Bolt wire conformance¶
There’s a second, sibling runner — scripts/bolt_conformance.py — with a
different oracle. Instead of diffing KGLite against Neo4j (the spec
oracle), it diffs the Bolt wire path against direct in-process
cypher(). Both sides run the same engine, so any divergence is a
PackStream / wire round-trip bug in kglite-bolt-server, not a semantic
one. Because the oracle is KGLite-in-process, no Neo4j or Docker is
needed — the runner spawns its own kglite-bolt-server on an ephemeral
port (reusing the launch helpers in tests/conftest.py), runs each corpus
query over the neo4j Python driver, and compares against
KnowledgeGraph.cypher().
make bolt-conformance # builds the binary, spawns it, runs the corpus
The target builds kglite-bolt-server --release and installs the [neo4j]
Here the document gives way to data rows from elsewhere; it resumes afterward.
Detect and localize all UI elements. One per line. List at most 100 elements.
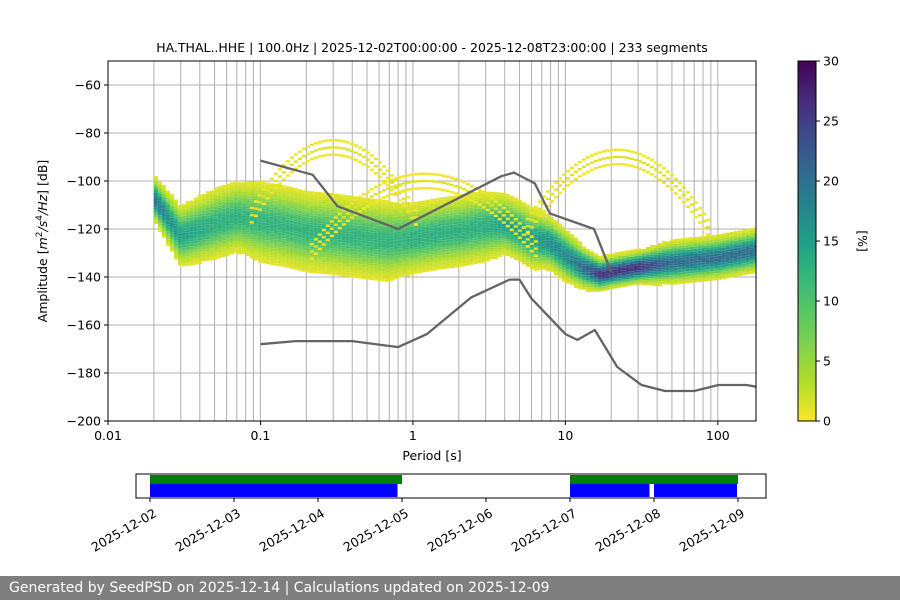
heatmap-cell: [237, 204, 242, 207]
heatmap-cell: [265, 228, 270, 231]
heatmap-cell: [325, 250, 330, 253]
heatmap-cell: [449, 217, 454, 220]
heatmap-cell: [545, 213, 550, 217]
heatmap-cell: [301, 226, 306, 229]
heatmap-cell: [217, 193, 222, 196]
heatmap-cell: [377, 168, 382, 171]
heatmap-cell: [249, 217, 254, 220]
heatmap-cell: [613, 276, 618, 279]
heatmap-cell: [409, 258, 414, 261]
heatmap-cell: [269, 184, 274, 188]
heatmap-cell: [317, 261, 322, 265]
heatmap-cell: [381, 276, 386, 280]
heatmap-cell: [389, 249, 394, 253]
psd-heatmap: [153, 139, 756, 292]
heatmap-cell: [257, 180, 262, 184]
heatmap-cell: [653, 274, 658, 277]
heatmap-cell: [701, 250, 706, 253]
heatmap-cell: [153, 178, 158, 181]
heatmap-cell: [377, 204, 382, 207]
heatmap-cell: [357, 221, 362, 224]
heatmap-cell: [189, 212, 194, 215]
heatmap-cell: [325, 272, 330, 275]
heatmap-cell: [361, 250, 366, 253]
heatmap-cell: [661, 255, 666, 258]
heatmap-cell: [365, 158, 370, 161]
heatmap-cell: [189, 231, 194, 235]
heatmap-cell: [189, 200, 194, 203]
heatmap-cell: [557, 264, 562, 267]
heatmap-cell: [241, 230, 246, 233]
heatmap-cell: [321, 236, 326, 239]
heatmap-cell: [725, 249, 730, 252]
heatmap-cell: [357, 218, 362, 221]
heatmap-cell: [689, 275, 694, 278]
heatmap-cell: [393, 252, 398, 256]
heatmap-cell: [269, 197, 274, 201]
heatmap-cell: [733, 267, 738, 270]
heatmap-cell: [497, 192, 502, 195]
y-tick-label: −200: [67, 414, 101, 429]
heatmap-cell: [217, 234, 222, 237]
heatmap-cell: [509, 198, 514, 201]
heatmap-cell: [153, 192, 158, 196]
heatmap-cell: [305, 193, 310, 196]
heatmap-cell: [217, 207, 222, 211]
heatmap-cell: [389, 240, 394, 243]
heatmap-cell: [481, 217, 486, 220]
heatmap-cell: [225, 210, 230, 213]
heatmap-cell: [273, 234, 278, 237]
heatmap-cell: [205, 253, 210, 256]
heatmap-cell: [229, 196, 234, 200]
heatmap-cell: [425, 172, 430, 175]
heatmap-cell: [469, 184, 474, 188]
heatmap-cell: [309, 203, 314, 206]
heatmap-cell: [717, 277, 722, 280]
heatmap-cell: [177, 257, 182, 261]
heatmap-cell: [697, 267, 702, 270]
heatmap-cell: [613, 274, 618, 277]
heatmap-cell: [721, 235, 726, 239]
heatmap-cell: [533, 251, 538, 254]
heatmap-cell: [505, 232, 510, 235]
heatmap-cell: [225, 193, 230, 196]
heatmap-cell: [385, 209, 390, 213]
heatmap-cell: [429, 263, 434, 267]
heatmap-cell: [577, 262, 582, 265]
heatmap-cell: [153, 212, 158, 215]
heatmap-cell: [473, 201, 478, 204]
heatmap-cell: [309, 253, 314, 257]
heatmap-cell: [625, 255, 630, 258]
heatmap-cell: [661, 272, 666, 275]
heatmap-cell: [409, 241, 414, 244]
heatmap-cell: [413, 271, 418, 274]
heatmap-cell: [473, 261, 478, 265]
heatmap-cell: [509, 207, 514, 211]
heatmap-cell: [209, 255, 214, 258]
heatmap-cell: [301, 252, 306, 255]
heatmap-cell: [429, 223, 434, 226]
heatmap-cell: [317, 247, 322, 251]
heatmap-cell: [517, 242, 522, 246]
heatmap-cell: [245, 229, 250, 233]
heatmap-cell: [265, 245, 270, 248]
heatmap-cell: [517, 223, 522, 227]
heatmap-cell: [297, 232, 302, 235]
heatmap-cell: [577, 160, 582, 164]
heatmap-cell: [357, 259, 362, 262]
heatmap-cell: [645, 275, 650, 279]
heatmap-cell: [281, 247, 286, 251]
heatmap-cell: [353, 266, 358, 269]
heatmap-cell: [417, 237, 422, 240]
heatmap-cell: [233, 221, 238, 225]
heatmap-cell: [549, 192, 554, 196]
heatmap-cell: [277, 251, 282, 255]
heatmap-cell: [333, 236, 338, 240]
heatmap-cell: [313, 222, 318, 226]
heatmap-cell: [673, 279, 678, 283]
heatmap-cell: [441, 252, 446, 255]
heatmap-cell: [209, 202, 214, 206]
heatmap-cell: [153, 195, 158, 198]
heatmap-cell: [469, 212, 474, 215]
heatmap-cell: [469, 248, 474, 251]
extra (for the driver) on first run. Flags mirror the Neo4j runner:
--filter SUBSTRING, --verbose. Exit code 0 if every query round-trips
identically; 1 on any divergence.
This is the on-demand companion to tests/test_bolt_server_differential.py,
which runs the same corpus over the wire as part of the -m bolt suite —
the script is for ad-hoc investigation when a wire-encoding bug is
suspected.
Why this isn’t in the test suite¶
Per the test-suite-fortification design (see
docs/concepts/design-decisions.md — Test gates section, if added):
the project’s stated principle is that the regular test run depends
only on what pip install -e . provides. Wiring Neo4j into the
suite would mean:
CI needs a Docker layer or a running Neo4j service.
Local
pytest tests/requires Docker installed.Network flakes (driver timeouts, container startup races) surface as flaky test failures.
The default
pytest tests/runtime climbs by ~30 seconds.
None of those are worth paying for a check that you only need a few times per release. On-demand and opt-in lets the runner be a deliberate tool the maintainer reaches for, not a tax on every contributor’s commit cycle.